Zuse
The assertion that the Z3 was Turing-complete is very dubious. Being programmable doesn't make a machine equivalent to Turing's U. "Program code was stored on punched film" according to Wikipedia. Even its successor the Z4 had no memory for the program; all it had was "a mechanical memory with 64 words." [1] That makes it programmable like a Jacquard loom was programmable in 1805, or like ENIAC was programmable in 1945. None of these was Turing-complete, because to emulate U, the machine must have a rewritable memory where its own program is stored. (Somebody editing Wikipedia seems to be very confused about this).

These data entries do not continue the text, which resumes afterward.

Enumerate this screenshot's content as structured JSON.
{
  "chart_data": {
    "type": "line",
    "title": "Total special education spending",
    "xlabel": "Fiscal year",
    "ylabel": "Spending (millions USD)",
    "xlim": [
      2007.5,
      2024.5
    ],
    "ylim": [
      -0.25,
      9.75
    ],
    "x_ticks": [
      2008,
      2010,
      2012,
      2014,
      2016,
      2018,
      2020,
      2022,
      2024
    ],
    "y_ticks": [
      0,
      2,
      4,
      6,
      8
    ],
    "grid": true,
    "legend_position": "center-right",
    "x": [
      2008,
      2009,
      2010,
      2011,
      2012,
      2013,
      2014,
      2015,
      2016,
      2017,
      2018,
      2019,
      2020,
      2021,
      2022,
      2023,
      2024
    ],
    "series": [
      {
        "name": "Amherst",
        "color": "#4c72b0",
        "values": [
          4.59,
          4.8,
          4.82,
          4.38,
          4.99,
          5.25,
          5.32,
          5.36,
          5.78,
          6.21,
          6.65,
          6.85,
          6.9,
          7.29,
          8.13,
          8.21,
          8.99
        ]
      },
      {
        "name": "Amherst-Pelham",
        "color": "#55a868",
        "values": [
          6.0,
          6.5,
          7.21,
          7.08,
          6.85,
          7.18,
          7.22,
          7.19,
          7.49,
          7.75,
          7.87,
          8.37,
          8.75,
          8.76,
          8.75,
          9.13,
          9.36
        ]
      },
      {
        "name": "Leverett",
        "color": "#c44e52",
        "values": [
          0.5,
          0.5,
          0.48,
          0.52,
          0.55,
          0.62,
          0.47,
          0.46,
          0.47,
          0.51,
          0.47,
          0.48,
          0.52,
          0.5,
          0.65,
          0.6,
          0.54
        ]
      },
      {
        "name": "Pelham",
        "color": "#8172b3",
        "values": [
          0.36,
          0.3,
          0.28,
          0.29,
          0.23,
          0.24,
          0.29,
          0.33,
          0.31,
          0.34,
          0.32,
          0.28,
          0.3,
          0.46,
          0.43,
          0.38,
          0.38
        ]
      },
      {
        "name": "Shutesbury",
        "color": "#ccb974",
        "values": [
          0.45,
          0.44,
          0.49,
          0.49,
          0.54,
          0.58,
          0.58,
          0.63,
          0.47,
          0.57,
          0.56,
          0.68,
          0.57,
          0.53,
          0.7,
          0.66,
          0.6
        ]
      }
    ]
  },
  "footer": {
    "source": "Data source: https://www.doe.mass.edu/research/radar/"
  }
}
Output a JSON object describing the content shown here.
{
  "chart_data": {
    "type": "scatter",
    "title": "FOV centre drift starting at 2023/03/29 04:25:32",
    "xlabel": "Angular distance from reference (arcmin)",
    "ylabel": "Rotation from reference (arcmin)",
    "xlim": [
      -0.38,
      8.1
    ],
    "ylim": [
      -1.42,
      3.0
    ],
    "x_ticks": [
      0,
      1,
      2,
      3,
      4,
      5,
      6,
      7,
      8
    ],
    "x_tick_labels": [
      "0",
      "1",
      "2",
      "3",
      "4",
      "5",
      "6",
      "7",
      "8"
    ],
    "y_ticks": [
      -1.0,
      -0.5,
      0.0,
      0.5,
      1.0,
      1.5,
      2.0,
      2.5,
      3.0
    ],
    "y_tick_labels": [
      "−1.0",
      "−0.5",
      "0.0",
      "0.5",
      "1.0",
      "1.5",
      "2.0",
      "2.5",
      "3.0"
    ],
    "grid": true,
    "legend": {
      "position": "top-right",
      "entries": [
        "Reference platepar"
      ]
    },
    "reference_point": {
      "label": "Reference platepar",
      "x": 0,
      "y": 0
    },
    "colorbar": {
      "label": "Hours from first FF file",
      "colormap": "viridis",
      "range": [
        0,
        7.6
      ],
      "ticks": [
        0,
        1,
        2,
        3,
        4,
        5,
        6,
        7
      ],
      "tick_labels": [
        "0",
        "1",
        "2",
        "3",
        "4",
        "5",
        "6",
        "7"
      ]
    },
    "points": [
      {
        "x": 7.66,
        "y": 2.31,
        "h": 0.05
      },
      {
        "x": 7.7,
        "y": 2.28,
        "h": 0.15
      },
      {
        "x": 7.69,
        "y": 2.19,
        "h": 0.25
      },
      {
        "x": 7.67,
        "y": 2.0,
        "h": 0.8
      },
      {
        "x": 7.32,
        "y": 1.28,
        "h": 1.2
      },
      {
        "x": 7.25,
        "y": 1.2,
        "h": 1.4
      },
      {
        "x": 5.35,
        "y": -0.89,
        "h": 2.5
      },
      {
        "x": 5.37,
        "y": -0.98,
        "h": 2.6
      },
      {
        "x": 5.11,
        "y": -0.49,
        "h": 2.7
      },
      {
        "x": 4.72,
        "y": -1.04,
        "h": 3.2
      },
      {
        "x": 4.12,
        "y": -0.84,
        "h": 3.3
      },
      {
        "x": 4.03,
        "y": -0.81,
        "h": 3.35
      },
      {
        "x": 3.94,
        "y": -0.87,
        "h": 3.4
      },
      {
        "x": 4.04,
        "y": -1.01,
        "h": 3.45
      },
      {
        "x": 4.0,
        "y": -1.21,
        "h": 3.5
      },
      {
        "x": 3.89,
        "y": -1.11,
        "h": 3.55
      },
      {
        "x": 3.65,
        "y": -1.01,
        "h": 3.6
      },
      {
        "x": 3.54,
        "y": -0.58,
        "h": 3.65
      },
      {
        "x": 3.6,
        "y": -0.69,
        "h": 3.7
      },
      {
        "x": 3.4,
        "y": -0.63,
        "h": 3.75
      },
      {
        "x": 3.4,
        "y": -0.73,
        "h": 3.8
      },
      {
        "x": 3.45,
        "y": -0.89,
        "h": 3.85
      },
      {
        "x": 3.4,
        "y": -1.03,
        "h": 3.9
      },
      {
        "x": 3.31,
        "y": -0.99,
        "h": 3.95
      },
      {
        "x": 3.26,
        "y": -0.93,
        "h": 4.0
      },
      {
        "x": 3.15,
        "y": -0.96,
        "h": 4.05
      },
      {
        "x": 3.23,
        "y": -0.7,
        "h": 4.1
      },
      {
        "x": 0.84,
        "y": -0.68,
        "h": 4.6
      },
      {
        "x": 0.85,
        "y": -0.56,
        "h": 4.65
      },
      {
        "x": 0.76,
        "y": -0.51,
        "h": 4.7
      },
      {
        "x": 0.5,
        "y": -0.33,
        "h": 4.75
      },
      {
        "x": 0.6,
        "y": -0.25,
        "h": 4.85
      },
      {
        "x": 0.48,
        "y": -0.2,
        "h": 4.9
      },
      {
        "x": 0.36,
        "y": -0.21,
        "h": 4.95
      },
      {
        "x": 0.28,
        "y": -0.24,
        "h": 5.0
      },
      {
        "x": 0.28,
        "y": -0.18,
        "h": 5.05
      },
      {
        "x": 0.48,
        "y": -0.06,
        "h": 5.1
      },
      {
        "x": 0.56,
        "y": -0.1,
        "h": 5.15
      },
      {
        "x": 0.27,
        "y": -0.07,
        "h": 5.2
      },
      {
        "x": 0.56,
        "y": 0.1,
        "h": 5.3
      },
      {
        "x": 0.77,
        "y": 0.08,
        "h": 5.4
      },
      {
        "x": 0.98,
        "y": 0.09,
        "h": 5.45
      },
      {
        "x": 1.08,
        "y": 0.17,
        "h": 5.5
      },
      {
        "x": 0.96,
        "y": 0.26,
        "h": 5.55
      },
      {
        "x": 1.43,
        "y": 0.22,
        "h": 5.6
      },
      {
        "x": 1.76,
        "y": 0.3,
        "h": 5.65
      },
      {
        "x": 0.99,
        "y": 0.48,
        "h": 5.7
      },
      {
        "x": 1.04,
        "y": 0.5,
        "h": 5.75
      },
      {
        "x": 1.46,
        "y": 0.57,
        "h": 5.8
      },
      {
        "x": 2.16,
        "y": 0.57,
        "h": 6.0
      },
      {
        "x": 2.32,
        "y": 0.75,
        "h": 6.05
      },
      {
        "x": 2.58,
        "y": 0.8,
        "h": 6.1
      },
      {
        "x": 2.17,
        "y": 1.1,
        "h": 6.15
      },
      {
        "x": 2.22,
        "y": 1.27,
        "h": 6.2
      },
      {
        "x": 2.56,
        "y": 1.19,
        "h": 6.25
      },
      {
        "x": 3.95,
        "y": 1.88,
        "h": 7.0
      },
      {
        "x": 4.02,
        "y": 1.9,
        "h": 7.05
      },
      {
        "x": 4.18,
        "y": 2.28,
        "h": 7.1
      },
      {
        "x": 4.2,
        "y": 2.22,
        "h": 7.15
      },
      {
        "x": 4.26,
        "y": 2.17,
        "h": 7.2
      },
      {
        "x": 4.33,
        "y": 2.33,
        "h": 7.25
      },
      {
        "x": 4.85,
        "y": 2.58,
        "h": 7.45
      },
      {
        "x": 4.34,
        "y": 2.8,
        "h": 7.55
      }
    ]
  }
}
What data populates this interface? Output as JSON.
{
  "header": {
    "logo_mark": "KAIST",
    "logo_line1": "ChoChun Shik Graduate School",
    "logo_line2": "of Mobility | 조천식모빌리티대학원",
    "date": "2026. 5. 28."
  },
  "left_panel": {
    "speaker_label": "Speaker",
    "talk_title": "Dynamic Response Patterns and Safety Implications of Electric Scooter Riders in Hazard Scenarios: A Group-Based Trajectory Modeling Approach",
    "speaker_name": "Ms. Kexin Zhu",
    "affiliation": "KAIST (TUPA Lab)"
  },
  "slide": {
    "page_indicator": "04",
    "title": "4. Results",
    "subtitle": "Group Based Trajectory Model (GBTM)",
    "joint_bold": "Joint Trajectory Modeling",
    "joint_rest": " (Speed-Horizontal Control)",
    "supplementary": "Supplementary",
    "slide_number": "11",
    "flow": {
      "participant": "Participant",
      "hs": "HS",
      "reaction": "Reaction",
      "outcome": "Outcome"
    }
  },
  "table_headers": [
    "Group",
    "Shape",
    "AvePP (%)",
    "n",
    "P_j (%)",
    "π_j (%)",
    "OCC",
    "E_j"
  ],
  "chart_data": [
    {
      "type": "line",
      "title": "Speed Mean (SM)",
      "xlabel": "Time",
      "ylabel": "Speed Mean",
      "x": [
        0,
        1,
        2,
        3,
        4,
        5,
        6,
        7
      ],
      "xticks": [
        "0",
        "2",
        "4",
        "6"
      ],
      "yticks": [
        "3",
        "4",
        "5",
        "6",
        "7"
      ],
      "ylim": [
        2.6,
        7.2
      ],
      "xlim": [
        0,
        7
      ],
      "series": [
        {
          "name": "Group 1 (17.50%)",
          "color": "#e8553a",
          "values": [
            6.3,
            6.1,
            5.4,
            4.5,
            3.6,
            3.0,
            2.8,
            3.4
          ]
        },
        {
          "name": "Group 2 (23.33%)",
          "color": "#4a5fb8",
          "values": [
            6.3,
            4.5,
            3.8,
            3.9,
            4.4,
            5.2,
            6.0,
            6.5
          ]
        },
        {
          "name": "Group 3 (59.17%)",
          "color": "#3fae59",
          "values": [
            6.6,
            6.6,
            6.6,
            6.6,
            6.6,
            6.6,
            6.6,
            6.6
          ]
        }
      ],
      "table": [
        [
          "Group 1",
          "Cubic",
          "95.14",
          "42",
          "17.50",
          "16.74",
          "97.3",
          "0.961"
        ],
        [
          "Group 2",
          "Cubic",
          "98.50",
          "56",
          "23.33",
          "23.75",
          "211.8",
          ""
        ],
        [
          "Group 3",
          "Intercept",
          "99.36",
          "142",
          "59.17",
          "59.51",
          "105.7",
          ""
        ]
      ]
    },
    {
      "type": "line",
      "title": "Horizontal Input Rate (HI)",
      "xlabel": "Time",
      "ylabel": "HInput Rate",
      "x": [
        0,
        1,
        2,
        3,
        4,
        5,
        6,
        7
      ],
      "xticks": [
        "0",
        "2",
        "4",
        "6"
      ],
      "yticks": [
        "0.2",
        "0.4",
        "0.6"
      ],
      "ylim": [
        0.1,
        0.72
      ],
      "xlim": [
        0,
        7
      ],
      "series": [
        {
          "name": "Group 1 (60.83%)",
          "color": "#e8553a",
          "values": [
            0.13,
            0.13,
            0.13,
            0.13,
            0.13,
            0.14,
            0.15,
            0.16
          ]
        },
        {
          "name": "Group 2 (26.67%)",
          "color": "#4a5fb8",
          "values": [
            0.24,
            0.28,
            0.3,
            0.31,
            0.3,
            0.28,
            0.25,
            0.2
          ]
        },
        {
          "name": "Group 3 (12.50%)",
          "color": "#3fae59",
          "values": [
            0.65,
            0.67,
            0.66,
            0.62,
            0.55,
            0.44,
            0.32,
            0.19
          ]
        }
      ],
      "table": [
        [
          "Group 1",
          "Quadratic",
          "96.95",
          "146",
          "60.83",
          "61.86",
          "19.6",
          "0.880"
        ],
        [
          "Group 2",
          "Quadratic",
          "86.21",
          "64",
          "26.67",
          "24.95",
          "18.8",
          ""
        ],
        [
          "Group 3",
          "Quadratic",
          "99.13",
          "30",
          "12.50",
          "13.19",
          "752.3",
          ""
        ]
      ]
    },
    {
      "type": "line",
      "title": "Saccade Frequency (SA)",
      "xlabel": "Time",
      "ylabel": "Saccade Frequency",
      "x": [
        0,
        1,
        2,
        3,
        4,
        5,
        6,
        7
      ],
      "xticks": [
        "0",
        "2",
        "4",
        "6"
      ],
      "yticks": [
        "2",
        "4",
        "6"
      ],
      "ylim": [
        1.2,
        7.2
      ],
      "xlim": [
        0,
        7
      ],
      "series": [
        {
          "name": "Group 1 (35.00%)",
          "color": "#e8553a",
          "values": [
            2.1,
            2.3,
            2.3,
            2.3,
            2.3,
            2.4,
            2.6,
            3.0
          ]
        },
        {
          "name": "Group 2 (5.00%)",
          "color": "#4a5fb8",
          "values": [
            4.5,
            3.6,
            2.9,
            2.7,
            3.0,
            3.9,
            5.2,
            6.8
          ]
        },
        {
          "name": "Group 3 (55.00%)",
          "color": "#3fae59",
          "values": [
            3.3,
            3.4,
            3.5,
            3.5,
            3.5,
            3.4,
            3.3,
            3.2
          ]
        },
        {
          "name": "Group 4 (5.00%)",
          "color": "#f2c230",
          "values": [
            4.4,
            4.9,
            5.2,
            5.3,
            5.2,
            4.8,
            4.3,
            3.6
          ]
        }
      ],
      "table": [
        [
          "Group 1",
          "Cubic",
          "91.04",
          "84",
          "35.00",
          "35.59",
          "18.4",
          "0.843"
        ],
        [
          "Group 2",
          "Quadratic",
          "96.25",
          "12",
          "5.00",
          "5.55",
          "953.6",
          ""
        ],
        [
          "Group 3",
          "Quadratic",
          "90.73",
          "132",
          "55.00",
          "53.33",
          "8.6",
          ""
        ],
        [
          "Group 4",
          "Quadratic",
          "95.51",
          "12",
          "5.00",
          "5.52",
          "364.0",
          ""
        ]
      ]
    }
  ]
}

Actually nobody has ever built or will ever build a Turing-complete machine, because it needs an infinitely long rewritable memory tape. But the first approximation to one was only built in 1948, in Manchester, England. I'm typing this, and you're reading it, on a slightly updated version of the 1948 device.
Zuse was indeed a great inventor, but he knew nothing about Turing's work until well after the end of WW II.
[1] See Konrad Zuse's Z4: Architecture, Programming, and Modifications at the ETH Zurich, by Ambros P. Speiser, in The First Computers - History and Architectures, edited by Raúl Rojas and Ulf Hashagen, MIT Press, 2000.